When asked what features are important to employers, Islam sets out a long list. She says: “Typically we see investments, member charges, communications and administration take priority. Employers are looking for high impact member communications, a joined-up investment solution pre and post retirement with strong performance, and high-quality member-focused administration. Retirement support for members is becoming a priority as more DC members are retiring, and it’s naturally expected that strong governance is in place.
“The market is continuing to develop rapidly, so it remains really important that employers don’t simply transition to a master trust and forget about keeping an eye on their provider – ensuring the best from a provider really does come with regular review of services being provided and continuing to nudge the bar and check quality against a fast-changing market. We are starting to see movement of participants from one master trust to another, as a result of these regular reviews.”
Dargie says master trust charging structures can represent a further complication. “In selecting a master trust, employers want one that keeps charges low for their employees. However, the tiered charging structure for some master trusts is a bit more complicated than some employers might be used to. Any one-off employer set-up charges tend to be small enough for employers to
swallow. We’ve already seen revised charging structures and this may continue. As the largest master trusts get bigger – their scale should allow future reductions in charges.”

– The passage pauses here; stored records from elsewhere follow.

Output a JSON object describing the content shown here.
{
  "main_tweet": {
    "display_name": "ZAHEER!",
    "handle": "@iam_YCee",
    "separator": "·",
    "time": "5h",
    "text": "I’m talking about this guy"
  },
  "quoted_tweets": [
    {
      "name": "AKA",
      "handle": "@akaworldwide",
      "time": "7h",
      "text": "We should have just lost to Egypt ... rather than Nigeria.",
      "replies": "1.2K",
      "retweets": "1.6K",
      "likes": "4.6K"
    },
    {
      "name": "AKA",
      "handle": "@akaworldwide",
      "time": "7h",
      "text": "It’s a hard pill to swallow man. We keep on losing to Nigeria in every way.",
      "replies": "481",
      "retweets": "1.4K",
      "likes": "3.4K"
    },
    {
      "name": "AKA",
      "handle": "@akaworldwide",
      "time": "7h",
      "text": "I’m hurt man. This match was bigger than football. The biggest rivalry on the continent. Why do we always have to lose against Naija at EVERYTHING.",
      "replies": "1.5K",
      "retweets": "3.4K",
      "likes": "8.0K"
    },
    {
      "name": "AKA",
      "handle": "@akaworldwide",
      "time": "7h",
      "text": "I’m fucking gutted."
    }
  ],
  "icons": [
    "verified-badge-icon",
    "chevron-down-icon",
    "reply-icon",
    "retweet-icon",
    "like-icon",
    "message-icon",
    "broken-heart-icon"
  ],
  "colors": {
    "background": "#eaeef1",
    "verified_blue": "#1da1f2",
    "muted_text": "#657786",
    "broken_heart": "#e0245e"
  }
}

Dargie says other important features are tax relief – some master trusts offer both relief at source and net pay, ESG credentials including commitments to net zero, investment choice and retirement options. Some master trusts have teamed up with other organisations in order to offer guidance to members. Employers will expect good service levels too, he says.
“Employers will also want to look at a comparison of master trusts’ risk-rated investment fund performance. They should ultimately be looking for the best member outcomes. While value for money can be examined, this is more nebulous, and all master trusts will claim they provide good value.
“There is certainly a view in that sector is grappling not just with costs but with the broader idea of value, once again partly due to the urging of regulators.”
Ball also notes this shift especially given legislation on value for members which comes into force in October.
She says when talking to policy people at the regulator, there is a sense there has been a little too much emphasis on cost and charges and not enough on performance strategy.
“In this talk in March, the regulator hinted they might look at how you compare investment strategies. Charges are important, but you can only reduce charges so much, and if the emphasis changes to what do I get when I put in £100, that may be a good thing.”